66 Mo. App. 329 | Mo. Ct. App. | 1896

Rombauer, P. J.

The defendant was convicted of selling liquor without a license, and fined $40. He *330appeals, but assigns no errors. We have examined the record, as it is our duty to do in criminal cases although no errors are assigned, and find that it discloses the following facts:

The indictment charges the defendant that he did “on or about the fifth day of September, 1894, at and in the county of Bollinger and state of Missouri, unlawfully and willfully sell intoxicating liquors in less quantity than three gallons, to wit, one bottle of lager beer, for twenty-five cents, to Ed. Stevens, without talcing out or having a license as dramshop keeper or any other legal authority to sell the same.”

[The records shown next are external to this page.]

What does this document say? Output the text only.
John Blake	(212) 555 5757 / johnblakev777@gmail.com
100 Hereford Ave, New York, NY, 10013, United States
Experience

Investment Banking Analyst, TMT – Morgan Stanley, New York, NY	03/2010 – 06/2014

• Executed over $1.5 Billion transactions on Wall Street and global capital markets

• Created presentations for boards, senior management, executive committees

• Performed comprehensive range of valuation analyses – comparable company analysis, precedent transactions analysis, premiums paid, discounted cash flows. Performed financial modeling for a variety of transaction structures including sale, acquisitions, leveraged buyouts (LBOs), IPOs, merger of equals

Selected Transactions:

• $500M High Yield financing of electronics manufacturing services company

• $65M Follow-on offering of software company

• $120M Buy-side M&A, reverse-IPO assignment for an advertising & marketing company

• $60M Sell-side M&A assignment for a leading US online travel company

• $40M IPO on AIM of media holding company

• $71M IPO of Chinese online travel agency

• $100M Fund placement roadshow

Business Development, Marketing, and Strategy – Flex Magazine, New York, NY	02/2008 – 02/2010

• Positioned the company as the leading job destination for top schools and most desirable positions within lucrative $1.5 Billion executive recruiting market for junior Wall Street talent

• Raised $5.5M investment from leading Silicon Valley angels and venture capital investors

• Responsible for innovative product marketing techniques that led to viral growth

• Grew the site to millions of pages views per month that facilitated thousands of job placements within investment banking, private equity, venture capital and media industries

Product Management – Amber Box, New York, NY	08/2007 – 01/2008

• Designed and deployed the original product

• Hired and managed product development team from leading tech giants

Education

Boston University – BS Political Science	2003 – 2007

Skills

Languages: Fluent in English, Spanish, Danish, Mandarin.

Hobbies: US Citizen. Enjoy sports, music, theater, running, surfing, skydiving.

The defendant filed a plea in abatement to this indictment, stating therein that he was for more than twelve months prior to the filing of the indictment a regular registered and licensed druggist and pharmacist, and a practicing physician. The truth of the facts stated in the plea was admitted by the prosecuting attorney, but the court overruled the plea. The state thereupon,' against the objections of the defendant, was .permitted to give evidence tending to show that the defendant sold within the period of limitation one bottle of beer to the party named in the indictment, and the defendant gave evidence tending to show that he sold it under a prescription written by himself.

This conviction can not be upheld under the more recent decisions of appellate courts in this state. In State v. Piper, 41 Mo. App. 160, it is decided that a duly registered druggist can not be indicted for an illegal sale of liquors under the law applicable to merchants in the sale of liquors. In State v. Rafter, 62 Mo. App. 101, it is held that a person who sells intoxicating liquors as a druggist or pharmacist, and who is properly registered as such, can not be indicted therefor under the dramshop law, but only under the law relating to druggists and pharmacists. The' nature of the *331offense is determined by the character of the person who sells the liquors.

' The defendant should have been indicted under the druggist law, and, having been indicted under the wrong statute, the prosecution must fail. The plea in abatement should have been sustained under the conceded facts.

We deem it our duty to call the attention of the prosecuting attorney to the provisions of sections 4002 and 4275, of which he may avail himself if he is of opinion that the facts warrant another prosecution.

All the judges concurring, the judgment is reversed.